BW Bank Updates for Faster Analysis
from Inside Market Data, December 5, 2005
by Max Bowie

Germany's Baden-Württemberg Bank (BW Bank) has upgraded to the latest version of the kdb+tick application for streaming data analysis from Palo Alto-based Kx Systems.

The bank is using the application to analyze multi-asset arbitrage opportunities and create automated alerts to its trading systems. The software works with the bank's installation of Kx's kdb+ database.

The system serves the bank's proprietary trading desk, where about five traders use it to provide data on yield curves, volatility, intermarket spread and market depth, as well as feeding algorithmic engines and back-testing trading strategies, says Christoph Metzger, senior vice president at the bank in Stuttgart.
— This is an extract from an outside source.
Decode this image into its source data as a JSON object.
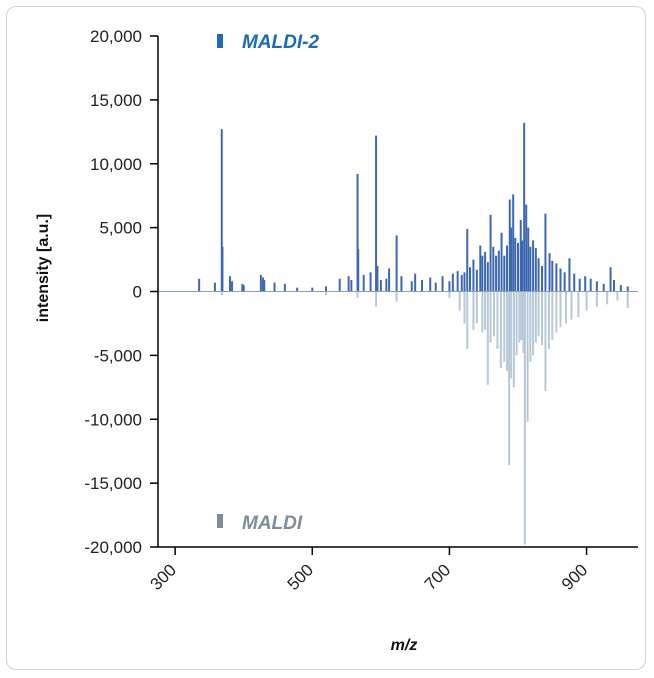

He says the five trade equities, bonds, commodities, currencies, futures and options.

According to Metzger, kdb+tick also monitors different instruments and markets and creates alerts based on price movements.

Kx chief technology officer Simon Garland says the alerts generated by kdb+tick can automatically fire orders to trading systems, and that trading algorithms can even be written directly into the kdb+ database. The other analyses produced by the system can be viewed in the bank's own front-end display applications.

The bank had tried to create this functionality on its own but had no success. "We tried to do it with a normal relational database, and it didn't work because it was too slow," Metzger says. "For eight years, I thought we needed something. We always had the problem that we couldn't get information as quick as we needed."

Garland says that by using the Kx combination, the bank will also be able to consolidate functions previously performed by disparate technologies, such as feed handlers, analysis engines, tick capture and automated trading systems.

The application takes data from Reuters' datafeed, Metzger says, as well as direct connections to exchanges.

"What makes BW Bank more interesting than some American banks is that because it is in Europe… it has to do this for many exchanges worldwide… which is tougher than doing it for just a couple of the top US ones," Garland says.

The bank ordered an initial proof of concept in March and licensed kdb+tick in July. It initially went live with version 2.1 of the application, which did not feature some of the technological enhancements introduced later this year to cut data latency within kdb+tick (IMD, Nov. 7).

However, Garland says that the bank's installation was set up so that it could migrate almost immediately to the new version. The bank switched to the latest release, version 2.2 of kdb+tick, in October. "They would have been running 2.1, and run 2.2 in parallel before the cut over from the test system," Garland says. "Version 2.2 went into official production the week of Nov. 7 and would have been available for testing four weeks beforehand."